There seems to be a need for an IT mailing list, that would notify IT professionals when a release reaches the RC (Release Candidate) stage, allowing them time to test the new version against their systems. Such notification should also contain changes made since the last release, but written in terms of “what to look for when testing” or “what impact these changes could have” (for example a change in how plugins are loaded/handled, requiring testing where Java applets are embedded in web pages). By sending these notifications first during the RC stage, it would allow for some time to do testing, and quicker deployment once the release is official. This is important in the case of security bugs being fixed, when exploits could quickly follow an announcement. The low noise of the mailing list would ensure IT professionals get notifications they need.


I’m curious how these proposals would work for IT departments, from what I’ve read and feedback I’ve received I believe this would allow for much easier adoption, without adding too much of a burden.

9 replies on “Better Corporate Deployment”

> It’s also good that stable branches live for a while.

Mozilla’s definition of “a while” and the rest of the world’s definition of “a while” are completely different.

Companies need stable branches that live for years, not months.

Sadly, what you are talking about happens in universities as well as companies.
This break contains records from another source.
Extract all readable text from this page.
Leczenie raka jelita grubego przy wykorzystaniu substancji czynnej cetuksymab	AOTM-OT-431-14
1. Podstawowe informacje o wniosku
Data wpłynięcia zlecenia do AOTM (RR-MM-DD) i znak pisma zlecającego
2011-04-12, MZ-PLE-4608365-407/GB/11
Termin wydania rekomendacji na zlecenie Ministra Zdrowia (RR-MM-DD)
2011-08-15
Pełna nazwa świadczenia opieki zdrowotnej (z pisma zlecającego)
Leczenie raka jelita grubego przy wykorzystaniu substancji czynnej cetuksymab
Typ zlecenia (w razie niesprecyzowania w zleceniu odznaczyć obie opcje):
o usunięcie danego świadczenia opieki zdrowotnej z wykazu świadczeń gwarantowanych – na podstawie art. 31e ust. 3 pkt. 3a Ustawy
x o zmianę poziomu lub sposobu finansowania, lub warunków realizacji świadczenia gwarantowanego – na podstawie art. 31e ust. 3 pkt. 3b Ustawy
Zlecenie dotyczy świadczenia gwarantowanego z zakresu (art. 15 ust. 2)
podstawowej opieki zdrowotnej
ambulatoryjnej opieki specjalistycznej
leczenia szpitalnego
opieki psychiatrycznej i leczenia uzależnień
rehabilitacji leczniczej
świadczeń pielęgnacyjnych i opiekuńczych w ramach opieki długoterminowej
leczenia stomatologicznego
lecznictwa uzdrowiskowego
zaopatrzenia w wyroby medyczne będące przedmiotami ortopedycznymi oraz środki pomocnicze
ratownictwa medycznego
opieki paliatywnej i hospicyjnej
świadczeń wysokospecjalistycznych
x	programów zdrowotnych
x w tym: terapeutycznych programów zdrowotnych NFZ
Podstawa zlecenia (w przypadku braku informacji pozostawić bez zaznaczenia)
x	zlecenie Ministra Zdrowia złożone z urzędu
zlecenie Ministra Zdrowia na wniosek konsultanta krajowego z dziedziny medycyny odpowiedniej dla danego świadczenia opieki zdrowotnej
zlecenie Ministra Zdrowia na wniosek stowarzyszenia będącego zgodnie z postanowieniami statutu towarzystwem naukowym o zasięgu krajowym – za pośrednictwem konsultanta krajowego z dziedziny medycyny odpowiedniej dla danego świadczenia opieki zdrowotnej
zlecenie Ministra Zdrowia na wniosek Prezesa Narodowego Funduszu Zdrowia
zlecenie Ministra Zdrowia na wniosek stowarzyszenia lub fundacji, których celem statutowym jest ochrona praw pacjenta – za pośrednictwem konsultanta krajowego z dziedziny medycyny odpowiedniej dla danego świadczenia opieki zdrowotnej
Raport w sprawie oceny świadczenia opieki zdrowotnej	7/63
Some schools at Penn (mine) let users manage their own computers. Others feel that people with PhDs and MDs are incompetent and must have their computers administered. Make sure to include universities on your mailing list.

There seems to be a need for an IT mailing list, that would notify IT professionals when a release reaches the RC (Release Candidate) stage, allowing them time to test the new version against their systems.

We already have such a list. We just need to convince the people doing the releases to post there.

@Justdave: Yes, that’s step 1. Step 2 is the information within it. For example, if has a security fix that modifies behavior in some way, it should be clearly noted how, and what impacts that may have.

You should probably ask Eric Dorland or Mike Hommey at Debian who pretty much do something similar in terms of removing the auto-update feature, tracking new releases, providing test builds to small groups of users (i.e. to those running Debian Unstable) ahead of major rollouts (i.e. to those running Debian Testing) and even backporting security patches to old branches that even Mozilla has stopped supporting.

(And most security updates shouldn’t modify the behaviour of anything that isn’t an exploit – that’s the point of *security* updates (as opposed to feature releases). The exception to this is security fixes to features which are insecure by design, but Mozilla has never considered incorporating ActiveX into any of their products 🙂

Modified by: robert – obscuring email addresses a little, I don’t want them getting spammed because of my blog 😉

I agree with Mark – branches should live longer. If you take a typical IT departement. It will takes months before than can touch something like 10k desktops. Meaning that if they want to deploy Firefox 1.0 they need to :
1) test internal apps
2) test their masters for new install
3) package the fox of rthe internal used deployement tool (most do understand MSI, hence the need for it)

Now all these steps cost money, once done it’s deployed, but Ff 1.0.7 is already out and MoFo/Moco says they are moving to 1.5. Mozilla 1.7 had a good timeframe for its branch from a corporate point of view.

And yes documentation is important – and there is a lack of documentation concerning all the things that can be tuned/selected in Ff’s config.